Canard Wings: I am assuming these will be controlled by some control lines (3/8" rope?) How quickly does input respond (latency) and how fine of adjustment can one make? I understand we are not suppose fly with this but even at 12' pitchpoling is a real danger.

Longtail Reinforcement: Rather than making a stiff shaft, two retractable shaft support would distribute load better. The propellor can have flatter fixed thrust angle and shaft incorporates a univ-joint to allow extension. Any thoughts?

Engine: I was thinking old rotary prop engine, but never mind, I don't want jet fuel or any aviation fuel in remote places. Any light weight engine with 200-300 hp will do, diesel or gasoline. What kind engine would you use for this application. A diesel genset size need can be reduced for weight saving.

Sail Masts: Originally, I wanted unstayed yawl, but we went to stepped. How is sail mast attached to the hull? Would it be stayed with cable control, or would it be unstayed actuated arms? Is it a biplane now or A-frame looking bi-plane?
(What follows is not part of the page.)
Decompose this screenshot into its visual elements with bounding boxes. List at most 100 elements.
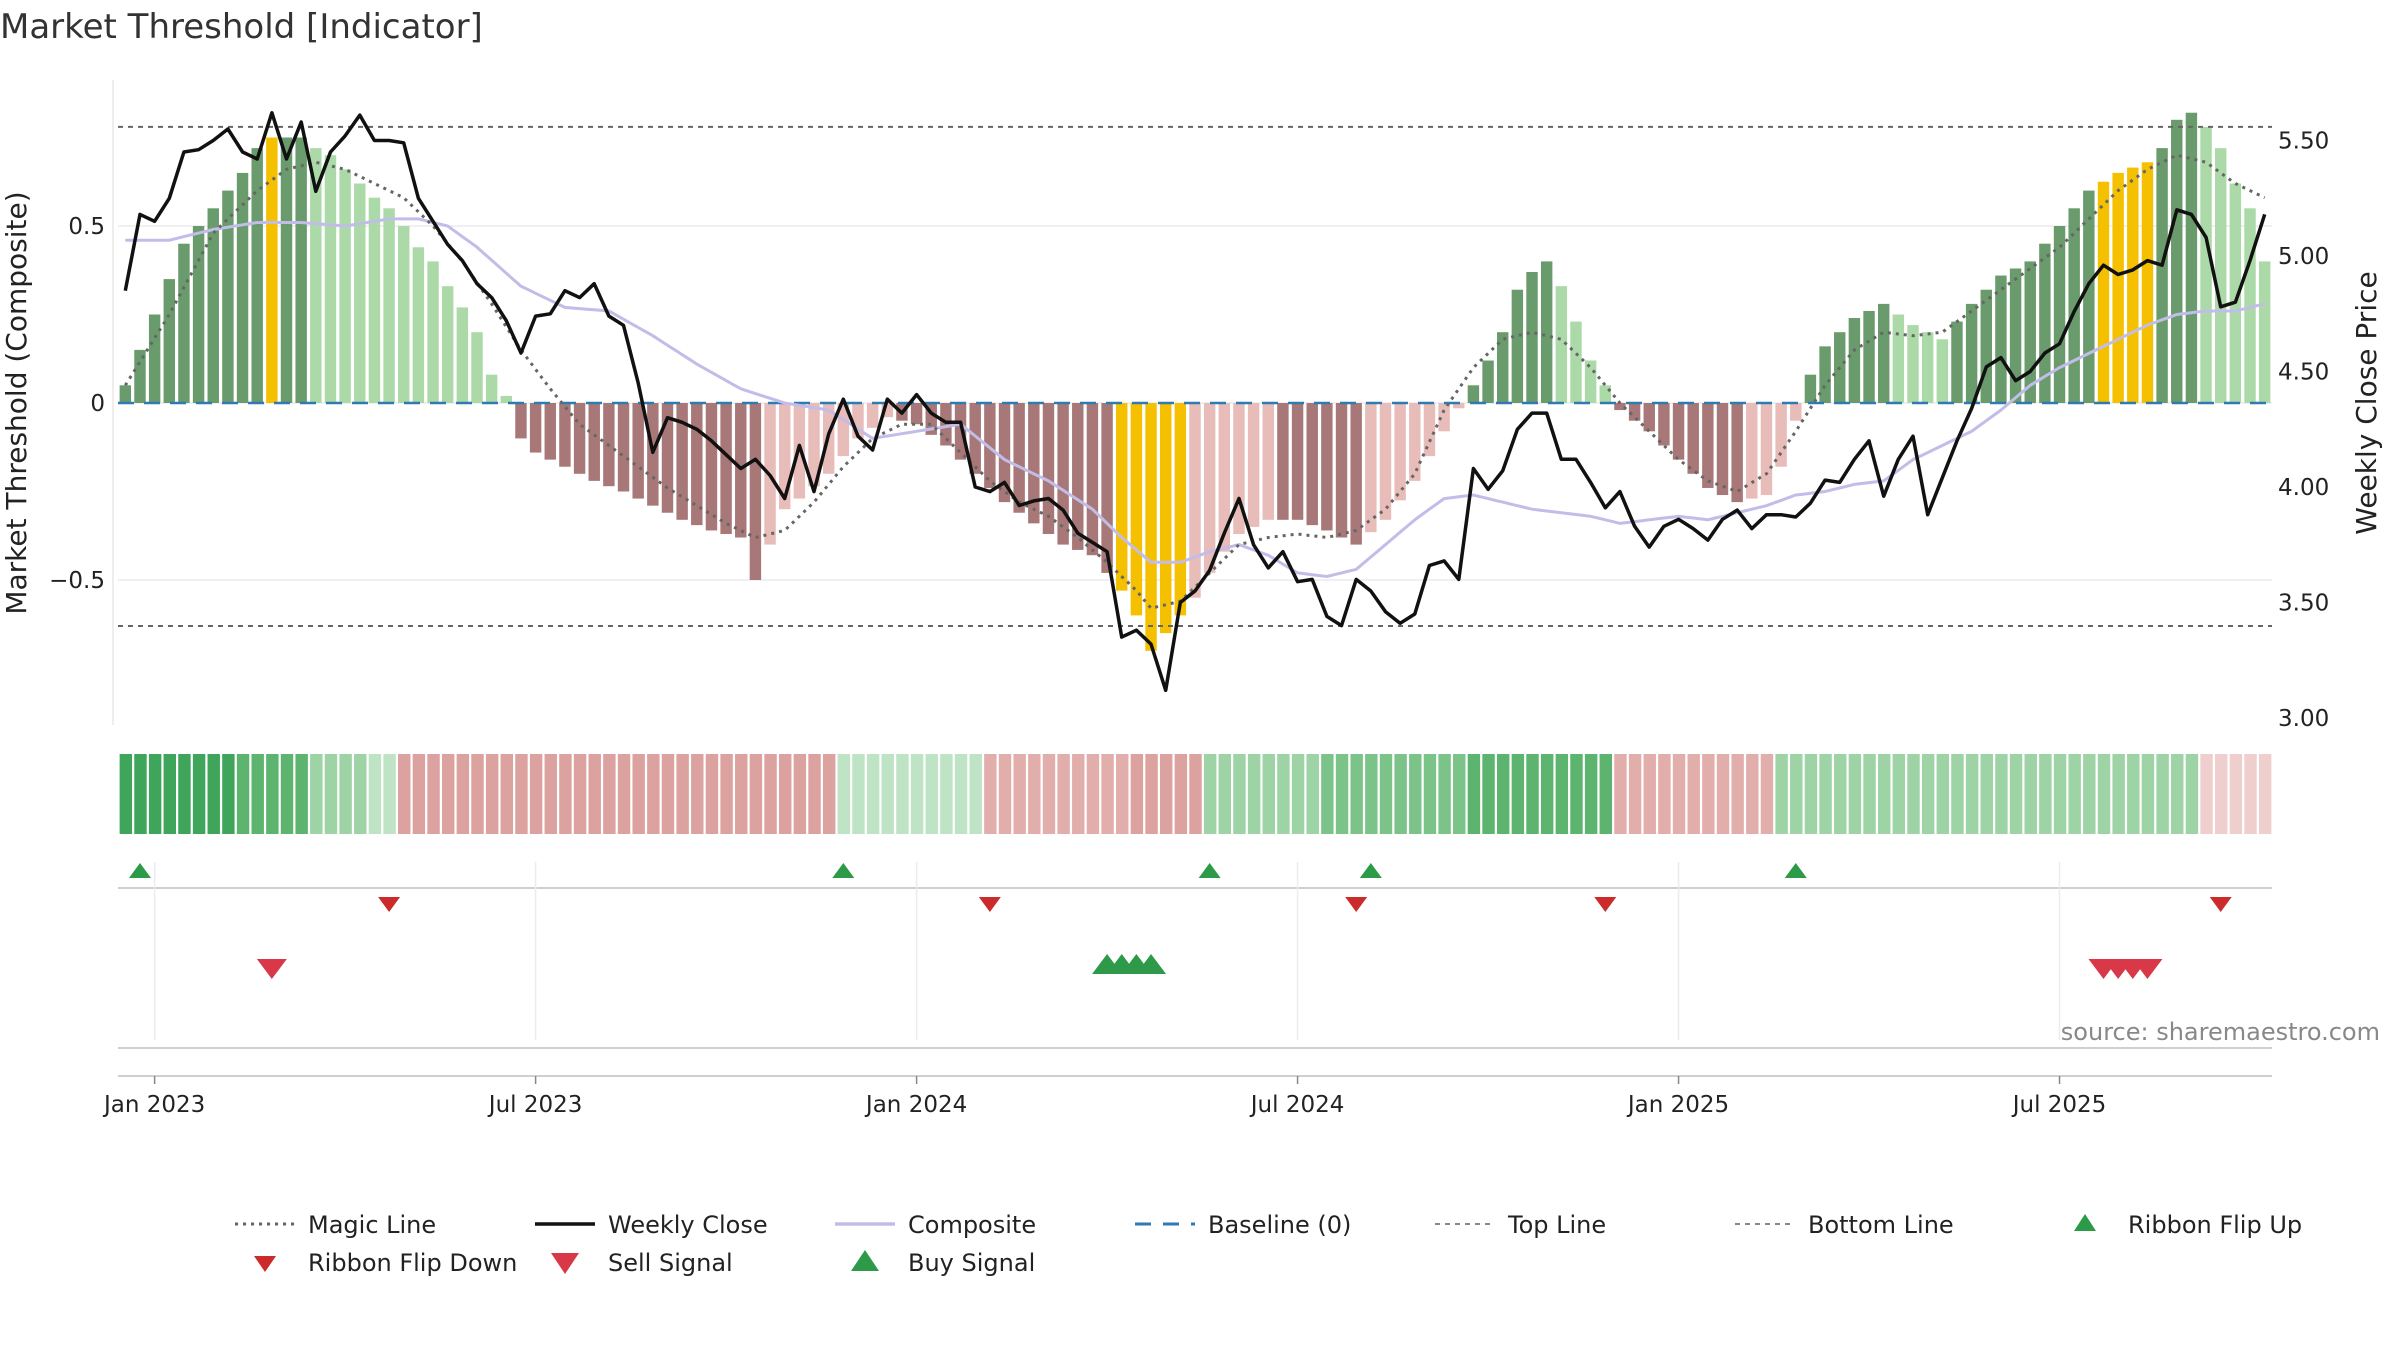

Displacement: Is 6000# maximum displacement based on sail wing angle? If wing loading is too light, then can we increase AOA for more maximum load? Does it sacrifice maximum ceiling? I am guessing the maximum ceiling is more like a jump to avoid a tall wave rather than any sustained flight altitude. Heck! drop a water tank and battery banks if too overloaded. Burn the furnitures in the stove.

How realistic is this design in terms of budget and design time. I can see several design iterations/tests before being reasonably successful. If you can design it so very little hull is in the water and lookalike it is foiling rather than WIG flying, then I think it is very feasible. Yes, it would be more susceptible by waves. Any IP encumberment?